With defined contribution health benefit plans, allowances are set by the employer, so there are no minimum or maximum contribution requirements. And when defined contribution plans are paired with a reimbursement strategy for employee individual health insurance premiums, a creative alternative to group health insurance for small businesses and nonprofits, as well as for some larger organizations, is now available.
These Section 105 medical reimbursement plans (appropriately designed to comply with the market reform requirements of the ACA) are starting to gain attention because they:
Help employers realize significant savings as compared to the costs of offering traditional group health insurance.
Are easier to implement and administer than traditional group health insurance.
Facilitate employee access to the benefits of the individual health insurance market including lower costs, choice, and portability.

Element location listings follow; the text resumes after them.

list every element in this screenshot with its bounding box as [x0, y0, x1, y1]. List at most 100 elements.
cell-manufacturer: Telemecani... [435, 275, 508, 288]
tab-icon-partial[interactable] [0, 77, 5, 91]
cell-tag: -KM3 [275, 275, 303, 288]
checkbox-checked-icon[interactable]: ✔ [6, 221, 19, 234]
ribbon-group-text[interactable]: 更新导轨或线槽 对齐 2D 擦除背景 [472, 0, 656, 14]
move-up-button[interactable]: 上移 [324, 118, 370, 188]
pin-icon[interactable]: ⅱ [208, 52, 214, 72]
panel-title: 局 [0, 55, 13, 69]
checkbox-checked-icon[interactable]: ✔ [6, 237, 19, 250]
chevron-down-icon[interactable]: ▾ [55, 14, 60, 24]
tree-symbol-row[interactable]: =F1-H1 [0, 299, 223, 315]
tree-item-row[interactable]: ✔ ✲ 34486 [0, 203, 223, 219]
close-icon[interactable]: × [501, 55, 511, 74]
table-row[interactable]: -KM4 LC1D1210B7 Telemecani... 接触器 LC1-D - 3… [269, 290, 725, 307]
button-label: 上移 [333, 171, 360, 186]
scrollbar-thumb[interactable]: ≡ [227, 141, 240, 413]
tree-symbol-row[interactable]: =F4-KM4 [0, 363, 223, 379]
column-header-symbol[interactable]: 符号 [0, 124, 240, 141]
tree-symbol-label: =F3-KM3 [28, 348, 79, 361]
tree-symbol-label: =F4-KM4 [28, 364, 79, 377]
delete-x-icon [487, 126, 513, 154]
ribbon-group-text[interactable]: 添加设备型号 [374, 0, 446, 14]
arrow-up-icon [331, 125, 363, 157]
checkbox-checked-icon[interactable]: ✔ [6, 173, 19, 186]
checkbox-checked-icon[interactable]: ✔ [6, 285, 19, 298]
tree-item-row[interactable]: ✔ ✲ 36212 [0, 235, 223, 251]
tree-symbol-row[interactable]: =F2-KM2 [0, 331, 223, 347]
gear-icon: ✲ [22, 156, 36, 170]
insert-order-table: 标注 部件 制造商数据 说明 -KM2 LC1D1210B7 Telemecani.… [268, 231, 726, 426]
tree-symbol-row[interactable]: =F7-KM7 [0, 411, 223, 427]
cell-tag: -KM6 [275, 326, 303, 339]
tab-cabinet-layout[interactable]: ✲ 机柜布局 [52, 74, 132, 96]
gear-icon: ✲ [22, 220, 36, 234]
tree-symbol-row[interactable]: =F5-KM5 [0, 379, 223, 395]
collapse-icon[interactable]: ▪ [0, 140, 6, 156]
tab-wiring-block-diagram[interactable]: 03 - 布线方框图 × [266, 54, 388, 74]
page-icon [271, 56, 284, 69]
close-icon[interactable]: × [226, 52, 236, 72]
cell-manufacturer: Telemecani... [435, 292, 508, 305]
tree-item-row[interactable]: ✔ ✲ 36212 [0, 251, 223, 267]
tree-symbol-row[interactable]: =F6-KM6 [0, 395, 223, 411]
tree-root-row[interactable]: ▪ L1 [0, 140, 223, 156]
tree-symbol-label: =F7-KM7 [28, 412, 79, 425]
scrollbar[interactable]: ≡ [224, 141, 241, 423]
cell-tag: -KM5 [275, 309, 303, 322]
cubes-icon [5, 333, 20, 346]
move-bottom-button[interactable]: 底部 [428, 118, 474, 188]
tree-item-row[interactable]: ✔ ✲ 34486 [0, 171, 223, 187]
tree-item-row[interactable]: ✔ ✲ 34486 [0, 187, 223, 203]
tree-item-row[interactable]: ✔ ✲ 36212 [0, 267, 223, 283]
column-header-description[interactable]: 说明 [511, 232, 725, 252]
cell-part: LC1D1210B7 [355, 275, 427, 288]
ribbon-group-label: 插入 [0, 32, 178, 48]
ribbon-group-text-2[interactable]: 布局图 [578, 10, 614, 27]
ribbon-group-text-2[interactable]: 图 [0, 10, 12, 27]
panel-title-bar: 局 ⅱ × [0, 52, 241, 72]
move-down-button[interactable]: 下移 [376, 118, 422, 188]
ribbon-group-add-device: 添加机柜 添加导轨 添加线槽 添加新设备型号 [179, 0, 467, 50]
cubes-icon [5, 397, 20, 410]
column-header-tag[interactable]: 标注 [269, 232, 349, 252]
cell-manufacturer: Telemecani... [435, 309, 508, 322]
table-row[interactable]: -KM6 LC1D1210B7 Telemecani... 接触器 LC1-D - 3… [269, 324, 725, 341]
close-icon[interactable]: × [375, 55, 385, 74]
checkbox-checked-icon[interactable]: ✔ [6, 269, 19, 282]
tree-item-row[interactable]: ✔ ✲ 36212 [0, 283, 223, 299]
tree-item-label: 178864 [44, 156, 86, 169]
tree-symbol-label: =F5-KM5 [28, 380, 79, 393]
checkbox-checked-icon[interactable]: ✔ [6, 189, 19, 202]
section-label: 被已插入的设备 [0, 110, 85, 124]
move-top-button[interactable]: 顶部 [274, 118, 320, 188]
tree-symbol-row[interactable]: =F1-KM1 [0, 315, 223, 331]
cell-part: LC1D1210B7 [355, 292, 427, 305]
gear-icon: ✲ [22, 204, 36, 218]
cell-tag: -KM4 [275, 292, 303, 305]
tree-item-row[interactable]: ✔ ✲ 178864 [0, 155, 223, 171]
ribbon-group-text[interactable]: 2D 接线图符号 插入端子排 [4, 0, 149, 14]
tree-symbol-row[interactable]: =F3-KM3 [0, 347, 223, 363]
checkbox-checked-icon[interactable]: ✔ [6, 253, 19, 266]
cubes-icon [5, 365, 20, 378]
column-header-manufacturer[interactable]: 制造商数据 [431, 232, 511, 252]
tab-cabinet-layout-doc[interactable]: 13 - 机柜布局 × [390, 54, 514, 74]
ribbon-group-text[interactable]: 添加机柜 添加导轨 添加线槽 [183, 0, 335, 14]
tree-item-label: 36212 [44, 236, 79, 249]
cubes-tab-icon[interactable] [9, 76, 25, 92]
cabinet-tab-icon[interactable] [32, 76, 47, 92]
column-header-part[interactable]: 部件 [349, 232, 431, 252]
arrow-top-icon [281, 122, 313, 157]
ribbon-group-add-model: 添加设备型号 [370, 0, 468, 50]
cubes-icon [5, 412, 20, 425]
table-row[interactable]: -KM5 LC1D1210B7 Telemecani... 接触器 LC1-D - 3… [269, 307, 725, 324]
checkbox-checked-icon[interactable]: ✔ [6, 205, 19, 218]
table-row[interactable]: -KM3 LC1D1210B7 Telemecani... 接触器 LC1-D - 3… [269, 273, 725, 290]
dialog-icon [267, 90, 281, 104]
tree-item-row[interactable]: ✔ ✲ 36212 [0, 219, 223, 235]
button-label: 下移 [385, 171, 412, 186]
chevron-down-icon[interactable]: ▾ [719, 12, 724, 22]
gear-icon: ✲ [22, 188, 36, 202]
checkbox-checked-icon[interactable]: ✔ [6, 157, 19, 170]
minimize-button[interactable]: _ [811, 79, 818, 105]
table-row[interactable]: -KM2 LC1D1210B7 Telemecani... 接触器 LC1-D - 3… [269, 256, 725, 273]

As important as the trends toward defined contribution, consumer-directed health, and individual health insurance are -- and make no mistake in my view these solutions are the future of health care and health insurance -- they are still only part of the total solution for consumering health care. If we only focus on how to structure the financing of health insurance we will have a temporary solution to the rising costs of health care. In a few short years, as employees are faced with continuing health care inflation, the pressure to raise defined contribution amounts will increase and we will be right back to trying to figure out how to shift the costs of health care around again.
That's were Smart Benefits come in.
Smart Benefits are employer funded defined contribution health plans that also include a health engagement component that ties premium allowances to activities that are proven to stabilize health care costs:
A focus on completing important preventive screenings and exams
Awareness and understanding of emerging or prospective health risks
Monitoring of lifestyle habits like activity, weight, and blood pressure that contribute to lifestyle diseases such as obesity, diabetes, heart disease and more.
As an example, if a employer sponsored premium reimbursement plan offered employess up to $250 per month in allowances, a Smart Benefits approach would offer perhaps $350 per month in allowances when the employee demonstrates that they are current with their preventive screenings and are monitoring their risks and lifestyle habits.
At DHI we have combined all of these capabilities into a simple mobile app available on iOS and Android devices. The HealthJibe app leverages a personalized preventive care plan, automated metabolic syndrome lab testing through LabCorp Patient Service Centers, and the leading wearable health and fitness trackers, as a well as a network of retail health kiosks, to make it simple for employees to easily stay on top of prevention, risks, and habits. And of course, they can also submit premium and preventive care reimbursement requests from HealthJibe as well.
In the end, solving the health care crisis in this country is all about health care consumerism. Smart Benefits, which combine modern financial structures for purchasing health insurance with consumer health engagement, will help employees become smart healthcare consumers.
And as proven time and again, the American consumer, when provided with the right information, is the most powerful force there is in lowering costs in any industry. It can work in health care too.